Nigeria star Francisca Ordega in her third season in USA’s NWSL
Played in front of a historic capacity crowd at last year's African continental final
Ordega says African women’s football will "grow rapidly in the next few years"
On 3 December last year, something extraordinary happened. Fans started arriving at the Stade Ahmadou Ahidjo in Yaounde a few hours before dawn for a match with a mid-afternoon start. The stadium was effectively at its 40,000 capacity a full five hours before kick-off. The match in question was the final of the CAF Africa Women Cup of Nations. It is a moment that will surely go down as a milestone event for African women’s football.
Local hopes of a maiden title were, however, dashed as favourites Nigeria earned a 1-0 triumph. A few months on and Nigeria forward Francesca Ordega still gets shivers of excitement when the topic turns to that continental decider.
“This crowd was something else,” an animated Ordega told FIFA.com. “Even for men, you don’t often see that kind of support. The place was crazy that day, people couldn’t even get into the stadium. This was really something else, truly amazing.

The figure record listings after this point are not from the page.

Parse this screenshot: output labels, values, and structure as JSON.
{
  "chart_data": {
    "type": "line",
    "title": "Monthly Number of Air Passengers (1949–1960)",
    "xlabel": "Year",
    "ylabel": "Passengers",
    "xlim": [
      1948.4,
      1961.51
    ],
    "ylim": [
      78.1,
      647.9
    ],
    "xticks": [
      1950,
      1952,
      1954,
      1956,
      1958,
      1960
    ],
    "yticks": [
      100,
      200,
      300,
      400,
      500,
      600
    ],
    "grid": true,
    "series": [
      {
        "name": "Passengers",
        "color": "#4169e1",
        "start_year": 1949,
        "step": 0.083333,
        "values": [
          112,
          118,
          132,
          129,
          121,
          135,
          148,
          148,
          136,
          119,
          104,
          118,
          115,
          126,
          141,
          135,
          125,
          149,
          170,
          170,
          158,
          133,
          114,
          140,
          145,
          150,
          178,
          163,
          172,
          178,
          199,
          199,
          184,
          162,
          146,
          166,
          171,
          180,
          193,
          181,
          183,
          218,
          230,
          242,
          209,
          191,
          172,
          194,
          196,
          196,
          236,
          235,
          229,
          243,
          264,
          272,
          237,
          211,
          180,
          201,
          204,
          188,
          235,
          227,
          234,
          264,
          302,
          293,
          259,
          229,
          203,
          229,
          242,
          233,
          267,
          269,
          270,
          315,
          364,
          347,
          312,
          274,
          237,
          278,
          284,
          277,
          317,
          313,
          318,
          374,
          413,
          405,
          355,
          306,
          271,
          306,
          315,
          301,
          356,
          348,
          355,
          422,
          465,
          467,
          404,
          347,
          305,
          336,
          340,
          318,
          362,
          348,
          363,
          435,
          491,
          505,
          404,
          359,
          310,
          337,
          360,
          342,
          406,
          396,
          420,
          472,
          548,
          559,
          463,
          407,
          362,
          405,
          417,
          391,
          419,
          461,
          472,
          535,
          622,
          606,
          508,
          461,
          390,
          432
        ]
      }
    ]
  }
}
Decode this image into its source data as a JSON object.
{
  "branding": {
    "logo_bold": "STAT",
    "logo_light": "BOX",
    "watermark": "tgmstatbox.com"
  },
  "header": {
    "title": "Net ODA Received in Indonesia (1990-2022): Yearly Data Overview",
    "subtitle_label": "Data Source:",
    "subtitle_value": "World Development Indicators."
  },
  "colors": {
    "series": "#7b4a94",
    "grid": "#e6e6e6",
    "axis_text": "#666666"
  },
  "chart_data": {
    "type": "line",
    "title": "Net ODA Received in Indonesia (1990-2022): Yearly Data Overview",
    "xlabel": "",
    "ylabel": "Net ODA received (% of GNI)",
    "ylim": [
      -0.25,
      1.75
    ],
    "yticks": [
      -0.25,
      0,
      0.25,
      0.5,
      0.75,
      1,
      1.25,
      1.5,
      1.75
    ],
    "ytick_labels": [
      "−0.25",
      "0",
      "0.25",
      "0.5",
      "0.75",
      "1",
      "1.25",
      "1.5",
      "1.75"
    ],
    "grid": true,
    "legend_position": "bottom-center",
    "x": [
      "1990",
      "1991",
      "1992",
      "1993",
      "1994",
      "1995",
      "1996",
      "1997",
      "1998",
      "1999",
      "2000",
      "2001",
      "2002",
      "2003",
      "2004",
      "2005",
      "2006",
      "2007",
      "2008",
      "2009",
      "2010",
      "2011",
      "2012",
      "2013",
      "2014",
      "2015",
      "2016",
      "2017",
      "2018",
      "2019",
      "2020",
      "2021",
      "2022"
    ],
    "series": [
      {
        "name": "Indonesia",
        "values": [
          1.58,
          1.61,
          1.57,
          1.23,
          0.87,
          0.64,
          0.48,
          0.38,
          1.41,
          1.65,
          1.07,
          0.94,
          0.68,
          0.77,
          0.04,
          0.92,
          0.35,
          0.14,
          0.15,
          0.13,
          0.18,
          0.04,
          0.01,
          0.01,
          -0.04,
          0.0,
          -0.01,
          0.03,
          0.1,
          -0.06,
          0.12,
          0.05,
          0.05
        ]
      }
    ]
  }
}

“I was very happy that we won in front of all the Lionesses fans. It is a different feeling altogether. Playing against Cameroon was really tough. They are a great team, and everyone in Cameroon was supporting them. But we had a lot of professionals in our team, and we were able to count on that experience. Also having a female coach (Florence Omagbemi) and female technical crew ... the feeling was somehow different.”
Not that Ordega is inexperienced in the ways of world football. At just 23, Ordega has already featured in four FIFA competitions, and played in five countries – Russia, Sweden, USA, Australia and Nigeria. Also, she has just started a third season at Washington Spirit, a largely unheralded side who took the National Women's Soccer League (NWSL) by storm last term before fading to finish second.
Africa’s bright new dawn
That win in Yaounde was a tenth continental victory for Nigeria, with the Super Falcons record spoilt only by two wins for Equatorial Guinea. While Nigeria have long had it their own way, the spread of talent at the recent continental championship is evidence of a rapidly-changing environment on the Mother Continent.
Ordega says she has seen significant change during her relatively short career. “The first time I played against Cameroon, it was like playing against babies, we were just toying with them and taking them for granted,” she said.